Hello,
I stumbled upon the implementation of LayerNorm which was based on ConvNeXt/models/convnext.py at main · facebookresearch/ConvNeXt · GitHub. I wanted to compare it to GroupNorm and the results are pretty weird. Here is snippet:
import torch
import torch.nn as nn
class LayerNormFunction(torch.autograd.Function):
@staticmethod
def forward(ctx, x, weight, bias, eps):
ctx.eps = eps
N, C, H, W = x.size()
var, mu = torch.var_mean(x, dim=1, keepdim=True, unbiased=False)
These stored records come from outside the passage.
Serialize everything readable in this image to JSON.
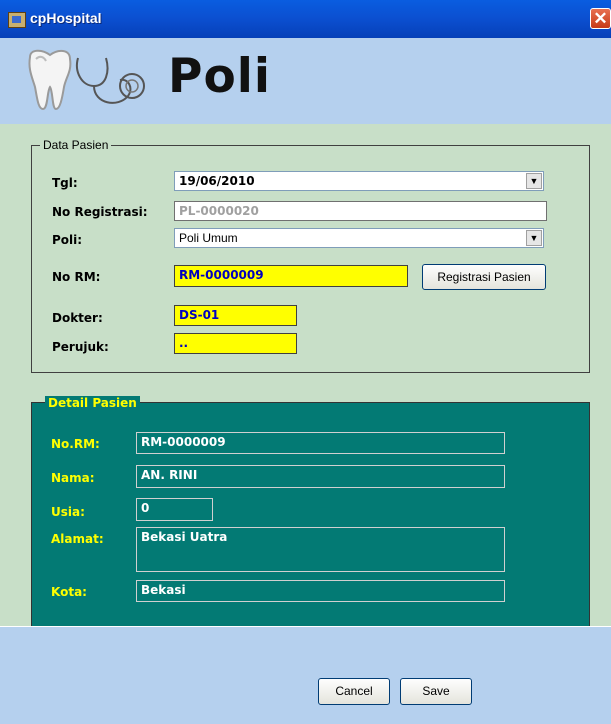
{
  "window": {
    "title": "cpHospital",
    "close_glyph": "✕"
  },
  "header": {
    "title": "Poli",
    "icons": [
      "tooth-icon",
      "stethoscope-icon"
    ]
  },
  "data_pasien": {
    "caption": "Data Pasien",
    "tgl": {
      "label": "Tgl:",
      "value": "19/06/2010"
    },
    "no_registrasi": {
      "label": "No Registrasi:",
      "value": "PL-0000020"
    },
    "poli": {
      "label": "Poli:",
      "value": "Poli Umum"
    },
    "no_rm": {
      "label": "No RM:",
      "value": "RM-0000009"
    },
    "registrasi_button": {
      "label": "Registrasi Pasien"
    },
    "dokter": {
      "label": "Dokter:",
      "value": "DS-01"
    },
    "perujuk": {
      "label": "Perujuk:",
      "value": ".."
    }
  },
  "detail_pasien": {
    "caption": "Detail Pasien",
    "no_rm": {
      "label": "No.RM:",
      "value": "RM-0000009"
    },
    "nama": {
      "label": "Nama:",
      "value": "AN. RINI"
    },
    "usia": {
      "label": "Usia:",
      "value": "0"
    },
    "alamat": {
      "label": "Alamat:",
      "value": "Bekasi Uatra"
    },
    "kota": {
      "label": "Kota:",
      "value": "Bekasi"
    }
  },
  "buttons": {
    "cancel": "Cancel",
    "save": "Save"
  },
  "colors": {
    "titlebar": "#0b4fd0",
    "banner": "#b5d0ee",
    "form_bg": "#c8dfc8",
    "detail_bg": "#037a74",
    "highlight_field": "#ffff00",
    "detail_label": "#ffff00"
  }
}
y = (x - mu) / torch.sqrt(var + eps)
ctx.save_for_backward(y, var, weight)
y = weight.view(1, C, 1, 1) * y + bias.view(1, C, 1, 1)
return y
class LayerNorm2d(nn.Module):
def __init__(self, channels, eps=1e-5):
super(LayerNorm2d, self).__init__()
self.register_parameter('weight', nn.Parameter(torch.ones(channels)))
self.register_parameter('bias', nn.Parameter(torch.zeros(channels)))
self.eps = eps
def forward(self, x):
return LayerNormFunction.apply(x, self.weight, self.bias, self.eps)
torch.manual_seed(0)
x = torch.randn(1, 3, 5, 5)
g = nn.GroupNorm(1, 3)
l = nn.LayerNorm((3, 5, 5))
lc = LayerNorm2d(3)
y_g = g(x)
y_l = l(x)
y_lc = lc(x)
print(f"(y_g - y_lc).pow(2).sum().sqrt() = {(y_g - y_lc).pow(2).sum().sqrt()}")
print(f"(y_g - y_l).pow(2).sum().sqrt() = {(y_g - y_l).pow(2).sum().sqrt()}")
print(f"(y_l - y_lc).pow(2).sum().sqrt() = {(y_l - y_lc).pow(2).sum().sqrt()}")
Can someone explain why results of LayerNorm2d
is different from PyTorchs’ norms?